PURPOSE: The study was conducted to determine the prevalence of early childhood caries (ECC), untreated caries, and the ratio of posterior to anterior caries in a disadvantaged predominantly Hispanic or African-American urban population. Data are compared to NHANES III to assess the caries burden in our cohort. Comparisons are made to the aggregate and to minorities within the national database.
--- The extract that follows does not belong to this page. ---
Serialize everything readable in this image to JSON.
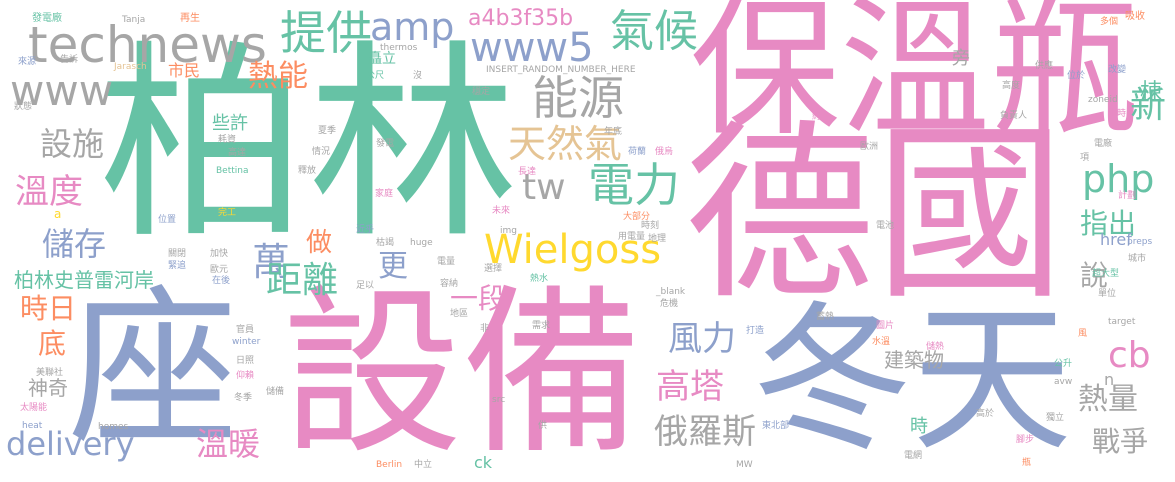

METHODS: A retrospective chart review was conducted for children enrolled in a Head Start or day care program in the communities of Washington-Heights and Central and East Harlem and seen on the community organization’s mobile dental van between 1995 and 1997. The study included only children 3 to 4 years of age at the initial examination (n=1,605). A single examiner provided all the examinations. The mean number of decayed and filled surfaces (dfs), decayed surfaces (ds) and filled surfaces (fs), the percentage of decayed of total decayed and filled surfaces (%d/dfs), decayed and filled teeth (dft), decayed teeth (dt) and filled teeth (ft), and the percentage of decayed of total decayed and filled teeth (%d/dft) were calculated. Posterior vs anterior d, f, dft, dfs and d-anterior/total d, and d-posterior/total d were tabulated. Northern Manhattan data was tabulated and compared to NHANES III (1988-1994) in the aggregate and for subpopulations categorized by gender and ethnicity. All results are also reported for children with at least one decayed or filled tooth. T-tests were used to assess for significant differences.
RESULTS: There was even representation of males (50%) and females (50%). Mean dft was 1.08 overall, and 3.14 for children with dft>0. The level of untreated decay, %d/ dft, was 91%, significantly higher than the US national population which is 76% overall, and 76% for African Americans and Mexican Americans within the US national population.
CONCLUSIONS: The children in this population have higher caries prevalence and a higher level of untreated caries than the national means as reported in NHANES III. The high level of untreated decay found in this particularly disadvantaged community suggests that enhanced dental services targeting the very young are needed in these communities.